The Memory Landscape is a project in collaboration with research team at CityLab and Herman Miller.
What is learning today?
In 2019, learning is a balance between individual and social endeavors using a hybrid of analog and digital media. Students today use both large paper textbooks and thin, pocket-sized iPhones to research, study, and complete assignments. They work both privately and in social groups in various locations. Students either go to the library for research or just use Google and online databases on their digital devices.
What is living today?
Living today is constant movement of the body through space and absorption of information by the mind. Students today navigate dense daily schedules of part-time jobs, classes, extra-curriculars, study, family, friends, internships, blogs, meals, and daily hygiene. “Super-Commuters” in particular suffer under this pressure, as they do not have access to convenient and reliable accommodations for their non-standard living needs. How can space become a tool to adapt to the changing status of living?

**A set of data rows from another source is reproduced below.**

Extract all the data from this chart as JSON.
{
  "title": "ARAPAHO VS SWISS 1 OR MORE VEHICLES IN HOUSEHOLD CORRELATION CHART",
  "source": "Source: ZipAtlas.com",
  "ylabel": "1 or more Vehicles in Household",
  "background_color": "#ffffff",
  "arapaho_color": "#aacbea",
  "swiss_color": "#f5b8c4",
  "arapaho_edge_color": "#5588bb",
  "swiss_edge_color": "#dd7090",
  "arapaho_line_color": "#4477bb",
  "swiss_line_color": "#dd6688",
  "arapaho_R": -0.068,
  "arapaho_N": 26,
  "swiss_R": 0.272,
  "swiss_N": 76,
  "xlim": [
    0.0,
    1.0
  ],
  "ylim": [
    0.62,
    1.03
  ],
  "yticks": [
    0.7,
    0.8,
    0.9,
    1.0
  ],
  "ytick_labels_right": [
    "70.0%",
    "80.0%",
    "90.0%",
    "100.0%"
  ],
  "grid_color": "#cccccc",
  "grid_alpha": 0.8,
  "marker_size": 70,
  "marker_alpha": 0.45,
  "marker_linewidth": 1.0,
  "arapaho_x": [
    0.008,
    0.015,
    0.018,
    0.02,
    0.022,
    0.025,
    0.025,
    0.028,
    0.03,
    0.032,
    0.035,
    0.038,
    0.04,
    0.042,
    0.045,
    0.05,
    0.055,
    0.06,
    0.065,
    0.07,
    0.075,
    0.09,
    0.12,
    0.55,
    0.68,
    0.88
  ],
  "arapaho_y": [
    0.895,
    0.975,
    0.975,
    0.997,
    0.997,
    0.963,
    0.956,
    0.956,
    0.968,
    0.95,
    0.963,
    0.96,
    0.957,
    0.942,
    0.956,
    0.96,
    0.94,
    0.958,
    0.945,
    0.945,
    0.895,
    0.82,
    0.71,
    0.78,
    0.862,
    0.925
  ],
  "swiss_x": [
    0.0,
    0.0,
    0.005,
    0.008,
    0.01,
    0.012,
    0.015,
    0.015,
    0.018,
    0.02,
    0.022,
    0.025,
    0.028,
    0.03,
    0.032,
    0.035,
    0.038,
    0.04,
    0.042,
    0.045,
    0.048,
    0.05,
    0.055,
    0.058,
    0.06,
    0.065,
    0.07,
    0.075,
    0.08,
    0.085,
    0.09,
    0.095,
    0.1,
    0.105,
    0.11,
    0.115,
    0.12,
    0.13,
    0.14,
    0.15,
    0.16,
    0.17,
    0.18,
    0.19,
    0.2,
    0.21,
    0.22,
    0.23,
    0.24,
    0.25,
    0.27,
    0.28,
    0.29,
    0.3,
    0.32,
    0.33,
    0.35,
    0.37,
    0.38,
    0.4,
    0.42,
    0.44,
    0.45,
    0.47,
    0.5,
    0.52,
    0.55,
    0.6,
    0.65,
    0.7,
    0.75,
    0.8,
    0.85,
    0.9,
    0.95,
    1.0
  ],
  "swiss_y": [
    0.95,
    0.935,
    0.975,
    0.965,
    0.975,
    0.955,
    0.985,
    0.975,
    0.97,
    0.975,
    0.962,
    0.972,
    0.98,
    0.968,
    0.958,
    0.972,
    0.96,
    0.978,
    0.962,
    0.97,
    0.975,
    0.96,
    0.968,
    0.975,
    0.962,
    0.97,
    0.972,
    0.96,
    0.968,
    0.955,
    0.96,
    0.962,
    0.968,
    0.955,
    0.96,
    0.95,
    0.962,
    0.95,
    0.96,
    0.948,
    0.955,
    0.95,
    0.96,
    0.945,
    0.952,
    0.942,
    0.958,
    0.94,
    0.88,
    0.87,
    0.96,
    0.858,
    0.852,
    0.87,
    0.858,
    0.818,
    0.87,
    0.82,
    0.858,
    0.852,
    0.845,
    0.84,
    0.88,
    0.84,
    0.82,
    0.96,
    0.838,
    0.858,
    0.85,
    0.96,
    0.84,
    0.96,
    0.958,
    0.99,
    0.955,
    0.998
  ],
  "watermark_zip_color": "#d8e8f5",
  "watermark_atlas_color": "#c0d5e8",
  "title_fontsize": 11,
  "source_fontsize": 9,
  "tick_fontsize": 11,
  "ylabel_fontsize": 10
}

The Memory Landscape is an organic unit with a range of nonspecific curves, making all surfaces usable and open for interpretation by the user.
In this way, the furniture is an extension of the human body, accommodating its diverse shapes, sizes, postures, and movements.
Unlike most furniture, whose only functioning surfaces are their tops and fronts, (such as couches, beds, and dressers), this furniture is designed to be used on all surfaces (inside, outside, front, back, and top).